We met during Disco Polo (2015)… That was completely different. It was, you know, colorful, more of comedy. We were a very funny couple, because Tomasz is so tall and I was so small. He played a very funny character, we both played funny characters. And generally, we didn’t think too much about the motions, the whole thing was more natural. For Cold War… we spoke about our grandparents, and about relationships during the 50’s. We watched old movies Casablanca. We also spoke to Pawel because we knew that this was inspired by his own parents.

When we were on the set, we were like brother and sister. We’d drink coffee, eat chocolate, we would talk about life. He’s a great actor, but he’s also a great person. Very warm and made me feel very safe. They it’s easier to play a couple when you feel safe. You can show more and you trust each other. And it was very important for us that we trust. And we tried more and more That’s why it was very important for me to be able to trust each other.

I love that you watched Casablanca. It makes a lot of sense because their relationship does feel timeless.

Yes and we had to learn to use more pauses, they speak slower. The tempo is different in a film today, today everything is more quick, but in the 50’s everything was slower.

At the beginning of the film, your character Zula is established as a kind of scammer. You get the feeling she’ll do whatever it takes to succeed. She pretends to be from the village, even though she’s actually from the city. It’s also revealed that she is hiding certain aspects of her past. Later in the film though, she gets mad at her Wiktor for making up stories about her at a party in order to make her seem more interesting. Why do you think she gets tired of the scams?

I think she becomes tired of it because she wasn’t ready for immigration. She had a very different background than Wiktor. Wiktor was from a more intellectual family, he was educated. Zula was young. It was a different country and different language. And Wiktor was everything to her, the composer, the lover, a brother… And I think you can’t be with one person for everything. It gets lonely. And she started destroying her own life. That’s why I think, as an audience member, you can love her and hate her at the same time. In talking to people who had seen this film, I was surprised to hear how many immigrants have had a quite similar experience. One woman told me, “I was happy on the outside, but inside I was so sad.”
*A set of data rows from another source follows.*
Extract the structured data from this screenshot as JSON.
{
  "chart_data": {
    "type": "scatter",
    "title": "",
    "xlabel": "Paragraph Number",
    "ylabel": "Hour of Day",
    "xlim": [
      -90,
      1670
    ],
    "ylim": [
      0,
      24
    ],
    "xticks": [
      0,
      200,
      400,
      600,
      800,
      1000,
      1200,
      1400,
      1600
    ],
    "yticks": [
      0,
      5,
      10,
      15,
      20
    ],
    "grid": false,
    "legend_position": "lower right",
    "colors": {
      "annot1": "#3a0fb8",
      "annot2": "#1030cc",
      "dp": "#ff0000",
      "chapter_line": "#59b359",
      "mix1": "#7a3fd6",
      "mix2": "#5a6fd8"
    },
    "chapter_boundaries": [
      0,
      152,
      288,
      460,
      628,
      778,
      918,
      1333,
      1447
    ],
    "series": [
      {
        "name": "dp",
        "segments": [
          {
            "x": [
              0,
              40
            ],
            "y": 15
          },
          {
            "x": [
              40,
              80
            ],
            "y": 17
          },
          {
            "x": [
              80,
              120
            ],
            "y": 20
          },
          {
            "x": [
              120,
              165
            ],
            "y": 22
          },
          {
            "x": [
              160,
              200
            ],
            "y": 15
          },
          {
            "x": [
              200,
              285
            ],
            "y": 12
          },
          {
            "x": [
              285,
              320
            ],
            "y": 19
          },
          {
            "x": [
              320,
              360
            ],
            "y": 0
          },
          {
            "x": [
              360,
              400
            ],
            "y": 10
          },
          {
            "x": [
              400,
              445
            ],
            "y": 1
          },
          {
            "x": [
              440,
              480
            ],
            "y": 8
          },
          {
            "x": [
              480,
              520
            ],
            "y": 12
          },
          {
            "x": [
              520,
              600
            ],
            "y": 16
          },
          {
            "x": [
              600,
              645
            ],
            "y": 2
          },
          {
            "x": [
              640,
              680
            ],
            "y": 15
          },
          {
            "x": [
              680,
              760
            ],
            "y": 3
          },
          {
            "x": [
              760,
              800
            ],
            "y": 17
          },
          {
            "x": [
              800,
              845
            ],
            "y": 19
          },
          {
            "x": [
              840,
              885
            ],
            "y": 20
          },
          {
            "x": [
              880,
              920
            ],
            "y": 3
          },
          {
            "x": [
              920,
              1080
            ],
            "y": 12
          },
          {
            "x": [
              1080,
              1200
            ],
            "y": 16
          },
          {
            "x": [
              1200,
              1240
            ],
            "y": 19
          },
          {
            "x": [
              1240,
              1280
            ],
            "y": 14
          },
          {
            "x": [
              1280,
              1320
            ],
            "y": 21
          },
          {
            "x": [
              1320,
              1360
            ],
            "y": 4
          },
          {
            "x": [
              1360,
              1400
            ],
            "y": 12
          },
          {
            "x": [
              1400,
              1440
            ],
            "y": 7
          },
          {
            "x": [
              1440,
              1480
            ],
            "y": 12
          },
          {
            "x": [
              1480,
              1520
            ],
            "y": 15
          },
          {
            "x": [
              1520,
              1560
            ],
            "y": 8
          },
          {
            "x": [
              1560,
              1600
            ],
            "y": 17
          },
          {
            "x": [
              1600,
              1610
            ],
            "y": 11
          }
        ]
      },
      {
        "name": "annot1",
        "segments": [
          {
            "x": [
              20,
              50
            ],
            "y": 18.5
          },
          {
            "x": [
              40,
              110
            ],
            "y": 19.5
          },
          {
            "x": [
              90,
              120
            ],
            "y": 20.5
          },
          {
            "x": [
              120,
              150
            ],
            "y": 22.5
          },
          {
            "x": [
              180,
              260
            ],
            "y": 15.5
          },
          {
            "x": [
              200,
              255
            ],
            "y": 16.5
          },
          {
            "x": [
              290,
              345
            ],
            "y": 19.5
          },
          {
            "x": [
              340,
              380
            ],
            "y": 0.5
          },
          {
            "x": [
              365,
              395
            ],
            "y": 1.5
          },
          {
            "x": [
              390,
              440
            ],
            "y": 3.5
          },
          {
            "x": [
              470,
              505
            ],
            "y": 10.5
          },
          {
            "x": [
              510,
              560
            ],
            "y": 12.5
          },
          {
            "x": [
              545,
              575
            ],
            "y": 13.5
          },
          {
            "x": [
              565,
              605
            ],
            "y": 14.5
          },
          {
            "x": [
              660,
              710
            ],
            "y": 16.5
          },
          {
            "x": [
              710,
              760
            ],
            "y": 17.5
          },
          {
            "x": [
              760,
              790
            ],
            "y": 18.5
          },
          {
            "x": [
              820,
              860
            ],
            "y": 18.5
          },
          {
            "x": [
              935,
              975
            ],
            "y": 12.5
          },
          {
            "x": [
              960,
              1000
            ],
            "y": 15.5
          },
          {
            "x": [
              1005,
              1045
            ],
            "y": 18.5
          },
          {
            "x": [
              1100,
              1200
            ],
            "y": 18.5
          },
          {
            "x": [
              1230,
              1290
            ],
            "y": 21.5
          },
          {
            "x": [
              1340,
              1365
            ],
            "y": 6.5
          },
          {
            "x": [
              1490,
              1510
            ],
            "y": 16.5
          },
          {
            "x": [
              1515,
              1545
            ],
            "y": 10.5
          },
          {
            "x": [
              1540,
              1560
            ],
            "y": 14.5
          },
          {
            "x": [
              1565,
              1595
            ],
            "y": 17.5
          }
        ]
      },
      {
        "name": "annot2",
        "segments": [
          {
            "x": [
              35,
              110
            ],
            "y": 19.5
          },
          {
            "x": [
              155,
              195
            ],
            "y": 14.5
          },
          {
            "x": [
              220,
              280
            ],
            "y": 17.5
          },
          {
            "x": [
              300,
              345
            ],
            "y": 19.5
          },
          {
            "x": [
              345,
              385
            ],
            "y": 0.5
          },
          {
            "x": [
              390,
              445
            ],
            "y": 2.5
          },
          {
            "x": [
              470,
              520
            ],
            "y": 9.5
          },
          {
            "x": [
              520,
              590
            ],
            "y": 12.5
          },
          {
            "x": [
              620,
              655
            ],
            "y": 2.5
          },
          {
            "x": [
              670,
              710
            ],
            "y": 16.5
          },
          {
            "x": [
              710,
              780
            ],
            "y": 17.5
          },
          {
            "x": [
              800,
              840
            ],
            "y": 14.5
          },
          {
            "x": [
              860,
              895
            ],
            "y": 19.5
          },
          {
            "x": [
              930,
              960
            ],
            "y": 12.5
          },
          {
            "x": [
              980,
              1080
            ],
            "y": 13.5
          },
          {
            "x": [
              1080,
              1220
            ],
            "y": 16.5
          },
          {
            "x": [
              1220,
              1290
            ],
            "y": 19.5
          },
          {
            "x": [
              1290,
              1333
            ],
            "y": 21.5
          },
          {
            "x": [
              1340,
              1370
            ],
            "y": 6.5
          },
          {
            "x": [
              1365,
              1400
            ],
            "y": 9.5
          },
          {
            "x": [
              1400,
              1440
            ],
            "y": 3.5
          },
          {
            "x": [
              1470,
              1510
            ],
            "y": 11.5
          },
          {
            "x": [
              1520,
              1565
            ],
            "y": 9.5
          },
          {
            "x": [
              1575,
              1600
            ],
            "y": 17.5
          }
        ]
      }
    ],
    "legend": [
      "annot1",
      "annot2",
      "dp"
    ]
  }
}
What’s one thing that you’d like to tell our readers that you don’t think they already know about you?

Hmmmm. [Laughs.] I have something. Any article of clothing, my shoes, clothes, dresses… once they come off. I don’t know where they go! I have to buy new shoes all the time! It’s very strange.

I’m the same way! I lose clothes all the time. That’s so funny.

Yes all the time. My husband is always asking me where my shoes are. Left them at the airport. Left my hat on a plane the other day.

Good thing you’re an actress. Everyone brings your stuff to you.

Yeah, it’s very helpful.

What’s a film genre you’d like to try?

I’d love to do a costume drama. I would love to play a historical, huge thing. And I’d also like to do Star Wars. I love Star Wars. I love the special effects. I wanna try something completely different from what I’ve done, the slower, more psychological stuff. I want to try something with more action.

What are you working on right now?

Well, I have a lot of scripts to read right now. [Laughs.] I want to improve my English. For my next project, I have to be calm, and choose something that will be new and different.